What we’re doing isn’t easy, but nothing worth doing ever is.
We envision a future powered by robots that work seamlessly with human teams. We build artificial intelligence that enables service robots to collaborate with people and adapt to dynamic human environments. Join our mission-driven, venture-backed team as we build out current and future generations of humanoid robots.
The MLOps Engineer works together with engineering teams, IT, and Security to address unique business challenges through comprehensive solutions while taking into account system uptime, reliability, and maintainability. Instrument and monitor the breadth of our full platform stack (hosts, applications, and performance). In this role you will work closely with our engineering and information security teams to enhance the automated system provisioning and deployment subsystems within codified infrastructure. You will work with developers to create more robust and scalable services independent of cloud implementations. You will help to isolate, trap, and respond from the inevitability of system failure and develop strategies for continuous monitoring and analysis to reduce both downtime and required manual intervention. You will participate in On-Call rotation to maintain platform SLAs.
Key Responsibilities
- Analyze our current operational toolset for shortcomings and product improvements; provide and implement recommendations.
- Creating, configuring and maintaining cloud-based infrastructure and services for the rapid development and monitoring of complex robotics and analytics applications.
- Build tools to automate monitoring and management of robot fleets.
- Build tools to automate and improve ML Ops tooling and workflow.
- Build tools to automate and improve data workflows for ML training and simulation.
- Triage issues as they arise, both on robots and in deployed software.

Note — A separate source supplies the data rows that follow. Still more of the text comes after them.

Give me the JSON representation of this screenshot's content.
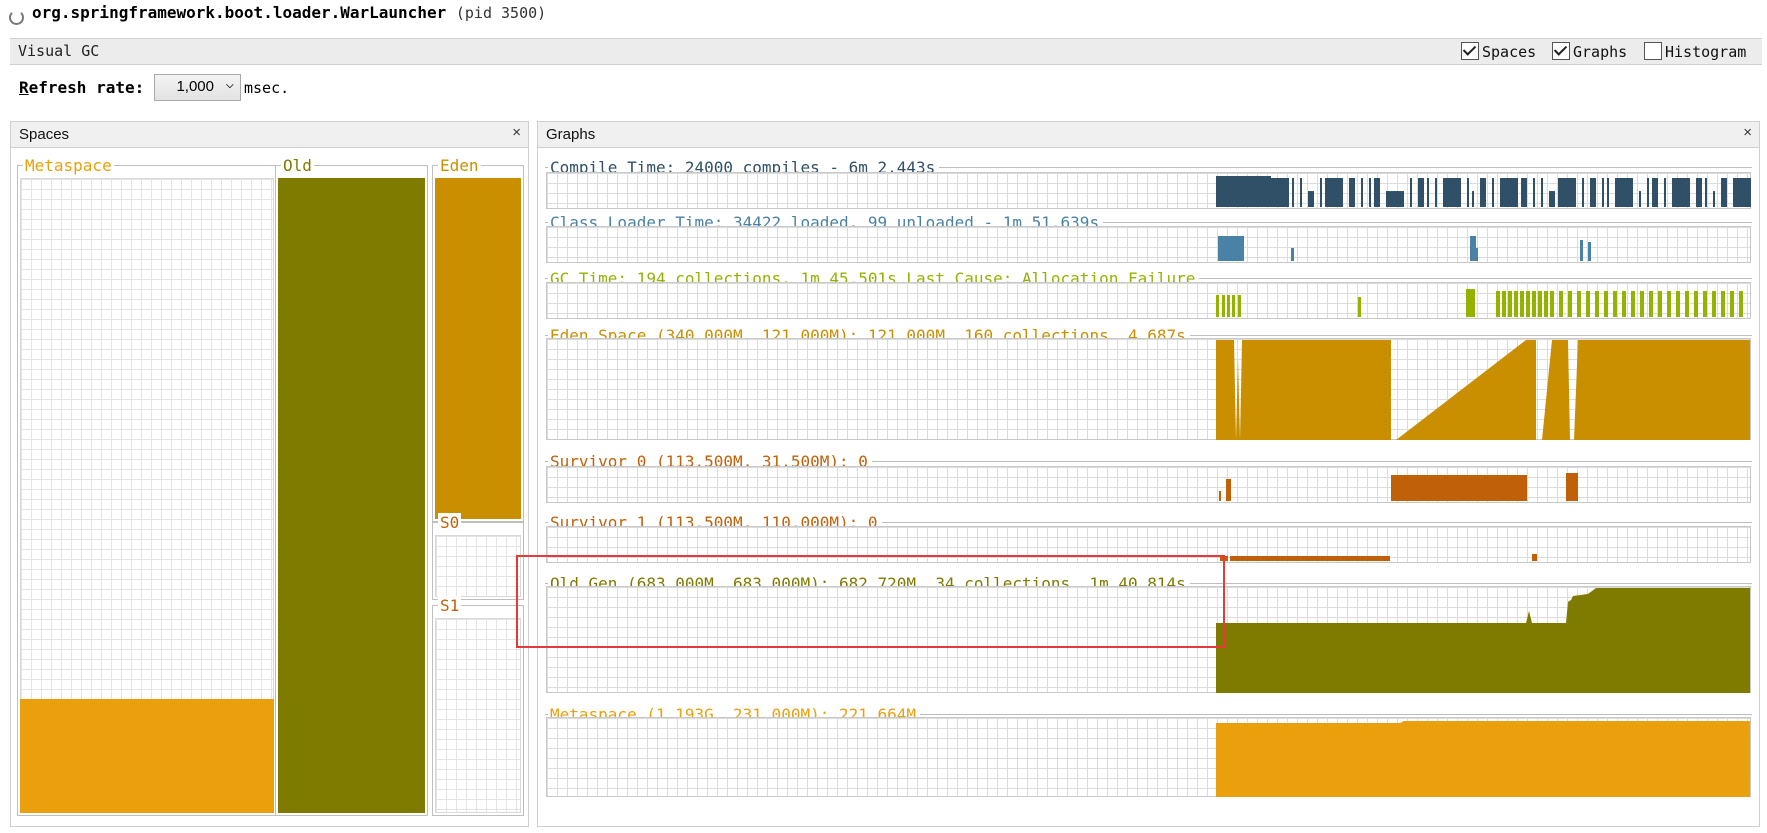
{
  "window": {
    "title": "org.springframework.boot.loader.WarLauncher",
    "pid": "(pid 3500)"
  },
  "tab": {
    "label": "Visual GC",
    "options": [
      {
        "label": "Spaces",
        "checked": true
      },
      {
        "label": "Graphs",
        "checked": true
      },
      {
        "label": "Histogram",
        "checked": false
      }
    ]
  },
  "refresh": {
    "label_mnemonic": "R",
    "label_rest": "efresh rate:",
    "value": "1,000",
    "unit": "msec."
  },
  "spaces_panel": {
    "title": "Spaces",
    "close": "×",
    "metaspace": {
      "label": "Metaspace",
      "fill": 0.18,
      "color": "#e9a00c"
    },
    "old": {
      "label": "Old",
      "fill": 1.0,
      "color": "#7f7b00"
    },
    "eden": {
      "label": "Eden",
      "fill": 1.0,
      "color": "#c98f00"
    },
    "s0": {
      "label": "S0",
      "fill": 0.0
    },
    "s1": {
      "label": "S1",
      "fill": 0.0
    }
  },
  "graphs_panel": {
    "title": "Graphs",
    "close": "×",
    "graphs": [
      {
        "key": "compile",
        "title": "Compile Time: 24000 compiles - 6m 2.443s",
        "color": "#2f5067"
      },
      {
        "key": "classloader",
        "title": "Class Loader Time: 34422 loaded, 99 unloaded - 1m 51.639s",
        "color": "#4a82a6"
      },
      {
        "key": "gc",
        "title": "GC Time: 194 collections, 1m 45.501s  Last Cause: Allocation Failure",
        "color": "#93b300"
      },
      {
        "key": "eden",
        "title": "Eden Space (340.000M, 121.000M): 121.000M, 160 collections, 4.687s",
        "color": "#c98f00"
      },
      {
        "key": "s0",
        "title": "Survivor 0 (113.500M, 31.500M): 0",
        "color": "#c0610a"
      },
      {
        "key": "s1",
        "title": "Survivor 1 (113.500M, 110.000M): 0",
        "color": "#c0610a"
      },
      {
        "key": "old",
        "title": "Old Gen (683.000M, 683.000M): 682.720M, 34 collections, 1m 40.814s",
        "color": "#7f7b00"
      },
      {
        "key": "meta",
        "title": "Metaspace (1.193G, 231.000M): 221.664M",
        "color": "#e9a00c"
      }
    ]
  },
  "highlight": {
    "color": "#e63a3a"
  }
}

- Automate common operations to allow Diligent’s robotic fleet to scale exponentially.
- Being an active member of the software engineering team, helping to improve the organization’s SDLC process and minimizing time from code-complete to production.
- Mentor engineers in SRE best practices and modern software engineering
- Occasional off-hours, on-call work required.
Qualifications
- Bachelor’s degree in Computer Science, related field, or equivalent experience
- 5+ years of combined experience in MLOps, DevOps or Software Engineering or related technical roles.
- Deep experience in modern cloud infrastructure (AWS, Azure, GCP) especially managed ML/AI services.
- Experience with modern datastores at small to medium scale (Firestore, Redshift, Postgres, Mongo, distributed queues like Kafka, MosquittoMQ).
- Experience automating system provisioning, configuration, and Infrastructure as Code (Terraform, Ansible, etc)
- Management of hosting environment, including database administration and scaling an application to support load changes
- Experience soliciting systems requirements, designing, and implementing new platform components leveraging infrastructure or SaaS services.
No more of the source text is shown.